Clin Res Cardiol (2023). https://doi.org/10.1007/s00392-023-02180-w

Influence of COVID-19 vaccines on the arrhythmia burden of patients with implantable cardioverter defibrillator and remote patient monitoring
C. Hauck1, A. Schober1, A. Schober1, D. Tarnowski1, S. Fredersdorf-Hahn1, L. S. Maier1, E. Ücer1, C. G. Jungbauer1
1Klinik und Poliklinik für Innere Med. II, Kardiologie, Universitätsklinikum Regensburg, Regensburg;

Background: After its approval in December 2020, COVID-19 vaccines have reduced the risk of severe illness and death from infections with COVID-19. Although the vaccines are normally well tolerated, temporary flu-like symptoms like fever are common in the first days after vaccination. Furthermore, rare cases of vaccine-associated myocarditis have been observed in the first weeks after vaccination. It is unclear whether COVID-19 vaccines could be a potential trigger for arrhythmias, especially in patients who are highly vulnerable to arrhythmias like patients with an implantable cardioverter defibrillator. The current study investigated the change in the arrhythmia burden after COVID-19 vaccinations in ICD patients with remote patient monitoring. 

 

Methods: Data were obtained from a local ICD registry. 84 Patients who received ICD implantation at our department and had remote patient monitoring were included. The time interval of 28 days before and after each COVID-19 vaccination was investigated. Only COVID-19 vaccinations that had no overlap with a time interval of previous COVID-19 vaccination were included in the analysis. The IEGM of each arrhythmia episode was evaluated by a physician.
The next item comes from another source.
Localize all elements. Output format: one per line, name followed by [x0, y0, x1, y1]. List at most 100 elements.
The number of patients and the total amount of arrhythmias and appropriate ICD therapy before and after COVID-19 vaccinations were analyzed. 

 

Results: In 84 ICD patients with remote patient monitoring 171 vaccinations against COVID-19 were analyzed. Data from the first (n=67), the second (n=17), the third (n=66) and the fourth (n=21) vaccination were evaluated. The number of second vaccinations was lower because in many cases there was an overlap with the time interval after the first vaccination, which was an exclusion criterion. 146 patients received a vaccine based on mRNA technology and 25 patients got a vaccine based on viral vector technology. 58 patients had any kind of arrhythmia 28 days before the vaccination and 57 patients had any kind of arrhythmia 28 days after the vaccination (p=n.s.). Regarding the number of patients, no significant difference could be found looking at the different types of arrhythmias. Analyzing the number of arrhythmias, there were significantly more arrhythmias in the 28 days before the vaccination (mean M=16.73, standard deviation SD=111.62) than in the 28 days after the vaccination (M=14.57, SD=110.10) (p=0.03). This difference was mainly driven by a non-significant trend towards more atrial arrhythmias in the time interval before the vaccination (before vaccination M=4.16, SD=39.78; after vaccination M=2.06, SD 10.87; p=n.s.). No differences were found regarding the number of ventricular arrhythmias before and after the vaccination (p=n.s.). 6 patients before and 7 patients after vaccination received appropriate ICD therapy to treat ventricular arrhythmias (p=n.s.). No cases of myocarditis occurred during the analyzed time interval after vaccination. 

 

Conclusion: In ICD patients, which are highly vulnerable to arrhythmias, the COVID-19 vaccination did not lead to an increase in arrhythmias and ICD therapies. The amount of all arrhythmias was even lower before than after the vaccination, which might be a result of a change in the patient's behavior, e.g. reduced physical activity or reduced alcohol consumption, during the days after the vaccine was administered. In sum, COVID-19 vaccination was no trigger for arrhythmias in ICD patients.